No caso, a asma não foi diagnosticada no paciente, mas o personagem tinha a percepção de estar doente e sofria os sintomas, como a falta de ar.
O paciente conhece seus 'personagens'?
Por ser um transtorno muito diferente, o TDI gera diversas dúvidas, mas nem todas têm respostas precisas. “A doença tem poucos registros e sem muitos pacientes é difícil estudá-la por completo”, afirma Uchida.
Com sua experiência, Pezzini relata o que compreendeu: “O eu principal tem uma percepção que outro personagem está entrando em cena, sabe que eles existem, mas ‘se ausenta’ no momento da troca. Então, não sabe o que acontece ou quem está no controle”.
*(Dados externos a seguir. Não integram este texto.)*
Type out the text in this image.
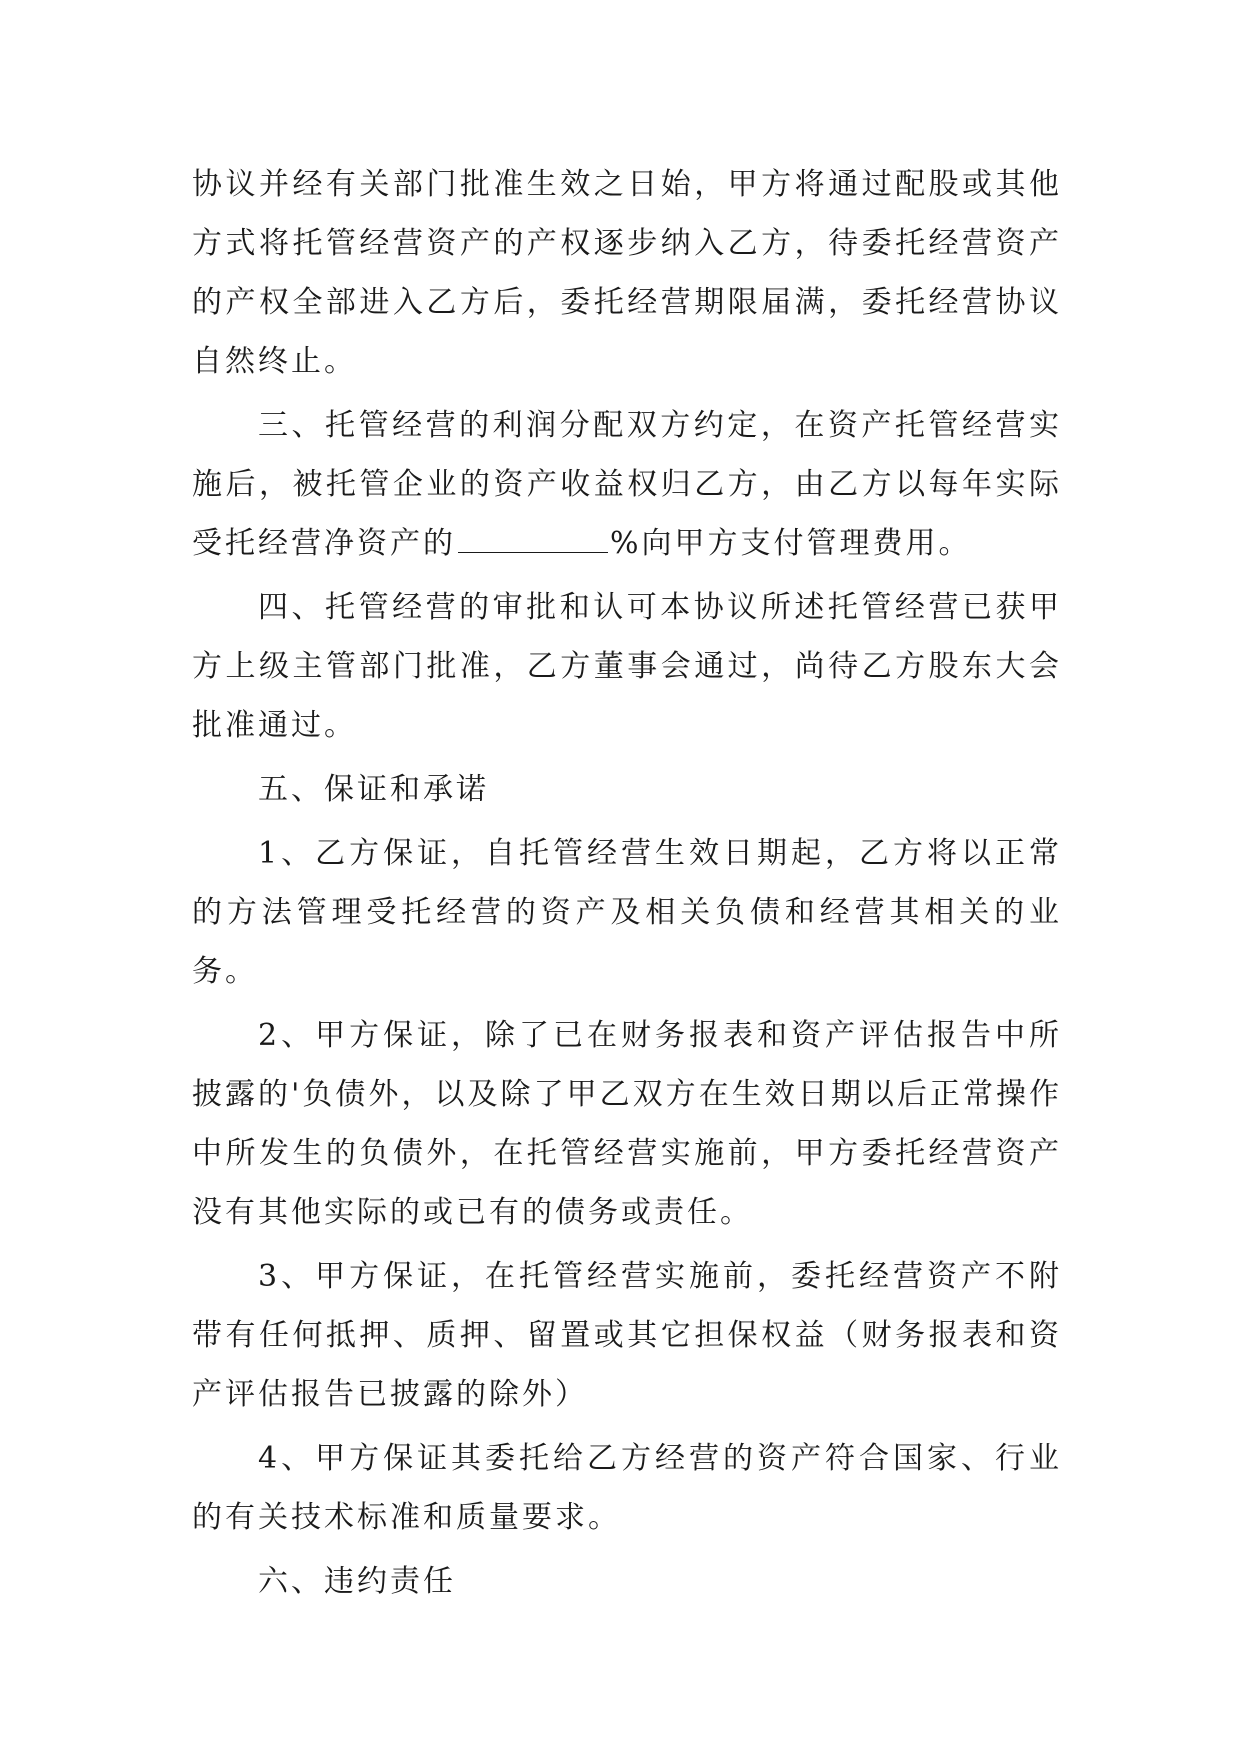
协议并经有关部门批准生效之日始，甲方将通过配股或其他方式将托管经营资产的产权逐步纳入乙方，待委托经营资产的产权全部进入乙方后，委托经营期限届满，委托经营协议自然终止。

三、托管经营的利润分配双方约定，在资产托管经营实施后，被托管企业的资产收益权归乙方，由乙方以每年实际受托经营净资产的	%向甲方支付管理费用。

四、托管经营的审批和认可本协议所述托管经营已获甲方上级主管部门批准，乙方董事会通过，尚待乙方股东大会批准通过。

五、保证和承诺

1、乙方保证，自托管经营生效日期起，乙方将以正常的方法管理受托经营的资产及相关负债和经营其相关的业务。

2、甲方保证，除了已在财务报表和资产评估报告中所披露的'负债外，以及除了甲乙双方在生效日期以后正常操作中所发生的负债外，在托管经营实施前，甲方委托经营资产没有其他实际的或已有的债务或责任。

3、甲方保证，在托管经营实施前，委托经营资产不附带有任何抵押、质押、留置或其它担保权益（财务报表和资产评估报告已披露的除外）

4、甲方保证其委托给乙方经营的资产符合国家、行业的有关技术标准和质量要求。

六、违约责任
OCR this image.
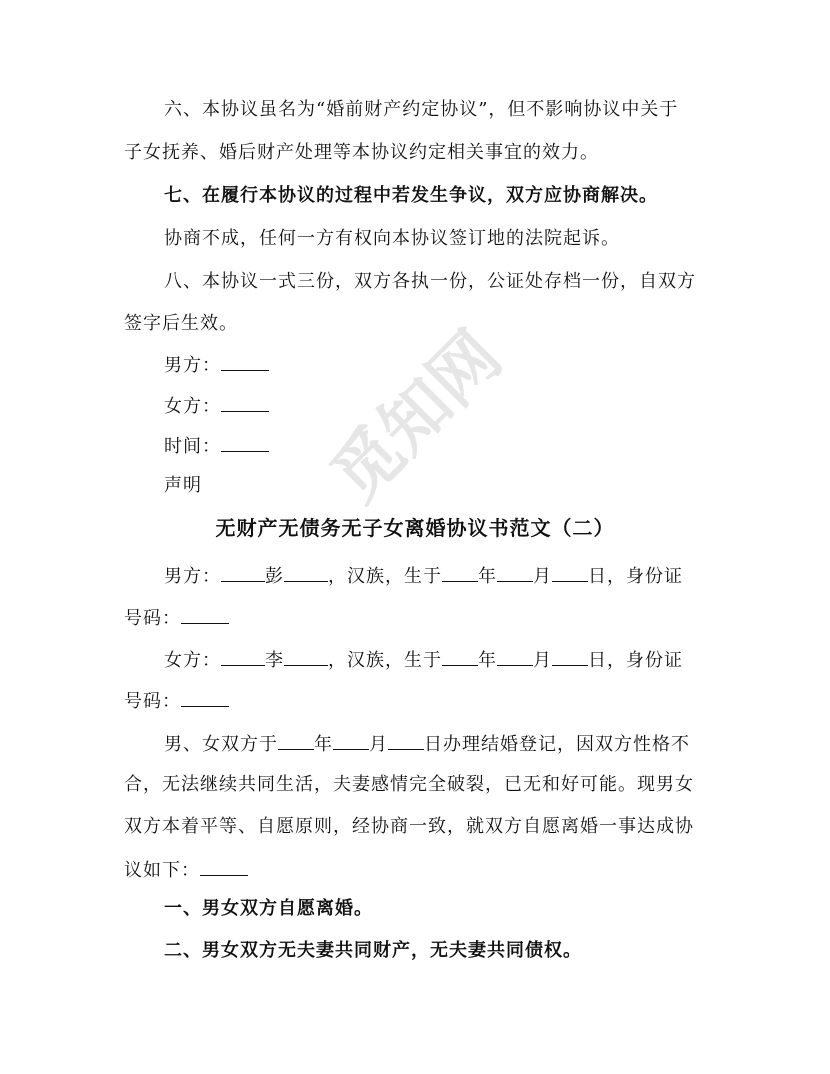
觅知网
六、本协议虽名为“婚前财产约定协议”，但不影响协议中关于
子女抚养、婚后财产处理等本协议约定相关事宜的效力。
七、在履行本协议的过程中若发生争议，双方应协商解决。
协商不成，任何一方有权向本协议签订地的法院起诉。
八、本协议一式三份，双方各执一份，公证处存档一份，自双方
签字后生效。
男方：
女方：
时间：
声明
无财产无债务无子女离婚协议书范文（二）
男方： 彭 ，汉族，生于 年 月 日，身份证
号码：
女方： 李 ，汉族，生于 年 月 日，身份证
号码：
男、女双方于 年 月 日办理结婚登记，因双方性格不
合，无法继续共同生活，夫妻感情完全破裂，已无和好可能。现男女
双方本着平等、自愿原则，经协商一致，就双方自愿离婚一事达成协
议如下：
一、男女双方自愿离婚。
二、男女双方无夫妻共同财产，无夫妻共同债权。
No caso do paciente da psiquiatra, o principal não conhecia os personagens e, além disso, as personalidades não tinha acesso às memórias do eu principal.
De acordo com André Monteiro, psicólogo de Brasília que estudou o TDI, a pessoa é majoritariamente seu eu principal, mas ao ser exposta a situações específicas de estresse, desconforto e incômodo, assume outra personalidade.
Eu vi trocas. Quando abordava assuntos difíceis para ele, que despertavam dor emocional, ele não tolerava, começava a falar estranho, piscar com força e mudava de personalidade"
Mirian Pezzini, psiquiatra em Passo Fundo
Pelo alto nível de complexidade do transtorno, os pacientes diagnosticados tendem a ser introvertidos para evitar a exposição da condição e tem a sensação de que são plateia da própria vida, por não ter controle das ações, explica o psicólogo.
Tem tratamento?
Com ajuda de terapia, quem sofre do transtorno pode entender de onde suas dores vêm e consiga voltar a ser um só ‘eu’.
“Temos que levar a sério as mensagens das personalidades para fazer com que o paciente tenha contato com os sentimentos expressados por elas. É um trabalho de longo prazo até que aconteça a união e o eu principal consiga ficar sob controle”, diz Monteiro.
O que atrasa o tratamento é a dificuldade de diagnóstico. No contexto psiquiátrico brasileiro, por exemplo, não existem instrumentos específicos para a detecção e quantificação de sintomas dissociativos. Diretrizes internacionais, como entrevistas diagnósticas, são usadas por alguns especialistas para caracterizar o TDI.